Pessoas inspiradoras

Ambientalista de 110 anos, que não pôde ter filhos, decidiu plantar 8 mil árvores e se tornou referência

Ela já chegou a pensar em encerrar a própria vida por não conseguir gerar filhos, mas ao invés disso, criou um propósito e passou mais de sete décadas plantando árvores em vários lugares.



Algumas pessoas vêm ao mundo com um propósito muito maior que a própria existência. Realizando feitos grandiosos e tomando atitudes que ninguém mais, na mesma posição, conseguiria, são indivíduos considerados vanguardistas, “à frente do seu tempo” e sempre dispostos a doar o que têm para garantir um mundo melhor para todos.

É difícil encontrar pessoas dispostas a se sacrificar pelo próximo, que compreendem que sua experiência na Terra não pode se resumir a bens financeiros e posses, e sim às experiências que temos e com quem convivemos.

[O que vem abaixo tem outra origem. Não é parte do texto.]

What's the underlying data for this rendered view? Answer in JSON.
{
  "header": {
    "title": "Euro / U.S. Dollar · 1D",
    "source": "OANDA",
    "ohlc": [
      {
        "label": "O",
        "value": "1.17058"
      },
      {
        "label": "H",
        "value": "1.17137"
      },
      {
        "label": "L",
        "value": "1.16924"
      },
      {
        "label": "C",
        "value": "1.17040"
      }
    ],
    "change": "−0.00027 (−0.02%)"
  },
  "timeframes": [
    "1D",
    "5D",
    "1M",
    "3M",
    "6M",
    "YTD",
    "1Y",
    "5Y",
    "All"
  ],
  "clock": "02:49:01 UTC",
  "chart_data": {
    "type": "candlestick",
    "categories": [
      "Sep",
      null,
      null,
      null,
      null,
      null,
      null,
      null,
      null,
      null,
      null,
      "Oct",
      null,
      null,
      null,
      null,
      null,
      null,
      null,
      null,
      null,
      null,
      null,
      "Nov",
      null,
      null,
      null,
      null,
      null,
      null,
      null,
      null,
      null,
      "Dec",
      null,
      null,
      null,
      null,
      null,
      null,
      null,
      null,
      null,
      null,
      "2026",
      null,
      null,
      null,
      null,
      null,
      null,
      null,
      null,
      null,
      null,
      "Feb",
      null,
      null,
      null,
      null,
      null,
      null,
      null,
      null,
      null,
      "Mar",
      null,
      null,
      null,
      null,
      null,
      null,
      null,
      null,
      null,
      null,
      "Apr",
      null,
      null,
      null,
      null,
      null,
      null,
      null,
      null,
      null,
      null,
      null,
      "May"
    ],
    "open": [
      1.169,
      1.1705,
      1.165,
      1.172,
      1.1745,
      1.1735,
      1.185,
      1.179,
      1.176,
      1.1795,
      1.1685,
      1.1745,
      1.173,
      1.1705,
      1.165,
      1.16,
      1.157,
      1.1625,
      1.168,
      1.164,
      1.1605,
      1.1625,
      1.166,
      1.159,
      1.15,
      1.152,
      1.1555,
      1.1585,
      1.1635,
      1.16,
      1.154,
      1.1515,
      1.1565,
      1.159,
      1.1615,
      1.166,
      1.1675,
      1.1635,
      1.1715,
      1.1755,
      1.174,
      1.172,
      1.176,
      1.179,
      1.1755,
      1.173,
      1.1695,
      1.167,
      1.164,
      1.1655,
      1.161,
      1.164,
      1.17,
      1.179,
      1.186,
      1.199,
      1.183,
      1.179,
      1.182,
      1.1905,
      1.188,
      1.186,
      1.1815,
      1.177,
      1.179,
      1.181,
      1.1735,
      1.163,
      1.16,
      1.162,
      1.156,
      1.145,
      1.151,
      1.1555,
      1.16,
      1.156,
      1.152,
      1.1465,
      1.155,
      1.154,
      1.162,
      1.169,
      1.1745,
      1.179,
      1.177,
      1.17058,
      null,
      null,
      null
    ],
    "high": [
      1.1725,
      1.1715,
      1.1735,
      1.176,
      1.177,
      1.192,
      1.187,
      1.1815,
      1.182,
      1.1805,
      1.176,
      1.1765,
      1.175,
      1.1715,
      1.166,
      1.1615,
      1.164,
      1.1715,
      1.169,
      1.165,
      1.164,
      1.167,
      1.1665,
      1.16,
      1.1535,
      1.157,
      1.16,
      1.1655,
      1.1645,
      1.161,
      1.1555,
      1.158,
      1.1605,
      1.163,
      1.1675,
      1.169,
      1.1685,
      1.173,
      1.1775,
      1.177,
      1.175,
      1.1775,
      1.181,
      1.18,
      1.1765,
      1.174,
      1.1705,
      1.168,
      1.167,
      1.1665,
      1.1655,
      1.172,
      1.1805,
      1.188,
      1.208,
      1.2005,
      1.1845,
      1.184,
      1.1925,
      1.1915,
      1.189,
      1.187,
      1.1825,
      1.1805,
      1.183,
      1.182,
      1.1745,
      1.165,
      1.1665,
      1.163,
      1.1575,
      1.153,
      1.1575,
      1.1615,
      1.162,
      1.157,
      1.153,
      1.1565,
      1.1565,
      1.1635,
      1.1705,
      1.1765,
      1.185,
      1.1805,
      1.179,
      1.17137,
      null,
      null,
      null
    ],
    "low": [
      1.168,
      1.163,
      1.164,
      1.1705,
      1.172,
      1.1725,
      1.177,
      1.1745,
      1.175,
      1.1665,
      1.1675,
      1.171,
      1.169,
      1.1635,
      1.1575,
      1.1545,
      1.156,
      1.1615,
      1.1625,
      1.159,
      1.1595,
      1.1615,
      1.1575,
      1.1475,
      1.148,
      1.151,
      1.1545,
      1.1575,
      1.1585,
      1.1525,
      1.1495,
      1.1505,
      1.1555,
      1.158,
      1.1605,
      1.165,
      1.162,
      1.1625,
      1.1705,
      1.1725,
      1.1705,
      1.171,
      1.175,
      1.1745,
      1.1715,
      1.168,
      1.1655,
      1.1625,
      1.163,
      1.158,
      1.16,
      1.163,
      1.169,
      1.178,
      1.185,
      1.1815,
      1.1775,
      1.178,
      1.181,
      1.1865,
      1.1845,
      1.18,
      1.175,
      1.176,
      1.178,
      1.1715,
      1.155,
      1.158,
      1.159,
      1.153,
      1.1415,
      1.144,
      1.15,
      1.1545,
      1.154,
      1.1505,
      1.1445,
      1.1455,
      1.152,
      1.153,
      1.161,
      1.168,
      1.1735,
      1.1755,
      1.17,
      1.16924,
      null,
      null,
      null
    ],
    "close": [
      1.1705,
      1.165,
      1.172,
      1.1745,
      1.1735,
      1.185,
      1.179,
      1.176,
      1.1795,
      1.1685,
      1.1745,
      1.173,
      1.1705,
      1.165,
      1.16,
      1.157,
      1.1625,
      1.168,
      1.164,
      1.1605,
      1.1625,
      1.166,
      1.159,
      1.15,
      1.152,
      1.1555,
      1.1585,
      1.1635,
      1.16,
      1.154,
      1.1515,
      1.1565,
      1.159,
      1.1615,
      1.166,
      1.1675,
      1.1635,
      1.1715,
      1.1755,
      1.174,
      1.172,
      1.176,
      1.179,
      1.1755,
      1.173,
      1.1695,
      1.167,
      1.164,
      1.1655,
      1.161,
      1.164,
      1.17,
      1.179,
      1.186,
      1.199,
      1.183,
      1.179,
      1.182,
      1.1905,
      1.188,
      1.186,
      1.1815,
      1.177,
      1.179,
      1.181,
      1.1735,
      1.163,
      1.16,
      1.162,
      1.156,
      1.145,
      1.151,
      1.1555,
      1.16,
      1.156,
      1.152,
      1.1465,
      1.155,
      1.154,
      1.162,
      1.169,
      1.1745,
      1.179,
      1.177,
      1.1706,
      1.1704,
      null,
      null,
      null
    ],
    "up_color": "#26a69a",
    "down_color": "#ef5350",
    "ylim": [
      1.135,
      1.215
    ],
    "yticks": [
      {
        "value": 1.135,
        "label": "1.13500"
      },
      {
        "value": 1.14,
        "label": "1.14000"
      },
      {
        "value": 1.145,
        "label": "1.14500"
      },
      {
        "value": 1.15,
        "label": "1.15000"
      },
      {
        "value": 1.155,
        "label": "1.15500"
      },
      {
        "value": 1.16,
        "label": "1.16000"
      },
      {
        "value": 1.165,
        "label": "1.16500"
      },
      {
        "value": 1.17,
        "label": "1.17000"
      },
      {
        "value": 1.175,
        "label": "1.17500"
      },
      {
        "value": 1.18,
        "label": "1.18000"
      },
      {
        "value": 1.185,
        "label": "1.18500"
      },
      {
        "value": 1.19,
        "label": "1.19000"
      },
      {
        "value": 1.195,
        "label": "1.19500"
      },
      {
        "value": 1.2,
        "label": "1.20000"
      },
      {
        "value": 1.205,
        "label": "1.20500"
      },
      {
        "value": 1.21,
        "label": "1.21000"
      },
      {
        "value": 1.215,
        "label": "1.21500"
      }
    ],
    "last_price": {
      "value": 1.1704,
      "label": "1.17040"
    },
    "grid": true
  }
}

Thimmakkais, também chamada de Saalumarada Thimmakka, é reconhecida no mundo inteiro justamente pelos mais de 70 anos que dedicou às causas ambientais. Nascida em Tumkur, uma importante cidade industrial na Índia, ela começou a plantar figueiras-de-bengala aos 40 anos, quando descobriu que não poderia ter filhos.


A incapacidade de gerar levou a pensar em encerrar a própria vida, mas junto com seu marido, decidiu fazer do reflorestamento um propósito de vida. O casal começou plantando 10 mudas de banyan, um tipo de figueira, em cada lado de uma estrada, num trecho de quatro quilômetros, no primeiro ano.

Cada vez eles plantavam mais e mais mudas, cuidando de cada uma como se fossem os filhos que nunca tiveram. Foram mais de 8 mil árvores cultivadas por ela e pelo marido, figueiras que desafiavam o solo seco do local, mas que vingavam por conta do esforço deles a cada nova muda que colocavam na terra.

Direitos autorais: reprodução Instagram/@saalumarada_thimmakka.

Assim como milhões de outras pessoas pobres, Thimmakka não conseguiu frequentar a escola, já que precisou, desde a tenra idade, pastorear ovelhas e bovinos, além de não haver nenhuma instituição educacional próxima à sua comunidade. O trabalho era pesado para os adultos, mesmo assim ela precisava ajudar a complementar a renda da família, que estava muito abaixo da linha da pobreza.


Com o passar dos anos, Thimmakka se casou com Sri Bikkala Chikkayya e juntos encontraram sentido em plantar árvores. Mas os dois não apenas plantavam, eles tinham todos os cuidados necessários para que todas vingassem, cercando, regando e protegendo-as. As figueiras que o casal cultivou são muito importantes em seu país e valeriam uma boa quantia, mas a ambientalista nunca aceitaria dinheiro por elas.

Direitos autorais: reprodução Instagram/@saalumarada_thimmakka.

Por isso, Thimmakka ainda leva uma vida pobre e depende de um auxílio que o governo lhe paga, que nem sequer chega a R$ 100, sua única fonte de renda. Ela e seu marido tinham o hábito de caminhar mais de quatro quilômetros carregando quatro baldes de água, regularmente, para regar todas as plantas. Seus poucos recursos foram usados no cultivo das figueiras, e seu plantio não ajudou a melhorar sua condição financeira.

Thimmakka já recebeu o Prêmio Nacional de Cidadão da Índia e foi reconhecida pelo governo, em 2019, quando foi agraciada com o Padma Shri, o maior prêmio civil do país. Uma organização ambiental também carrega seu nome nos Estados Unidos, chamada Recursos de Thimmakka para Educação Ambiental.


Direitos autorais: reprodução Instagram/@saalumarada_thimmakka.

Direitos autorais: reprodução Instagram/@saalumarada_thimmakka.

Cinco anos depois da morte de seu marido, em 1995, Thimmakka começou a ser reconhecida pela sociedade, mas seguiu seus planos cuidando das árvores. Atualmente, quem continua seu legado é o filho adotivo Sri Umesh, que tem plantado árvores e cuidado delas ao longo de estradas, escolas, locais públicos, montanhas e colinas, além de distribuir mudas para agricultores e pessoas interessadas no cultivo.

Mesmo tendo 110 anos, Thimmakka não pretende parar de tentar melhorar o mundo, agora sua meta é construir um hospital perto de sua aldeia Kadur. Ela tem se envolvido em acordos com as autoridades locais, pedindo terrenos e a aprovação do seu projeto, que não tem encontrado nenhuma resistência, já que na região não existe nenhum tipo de socorro médico.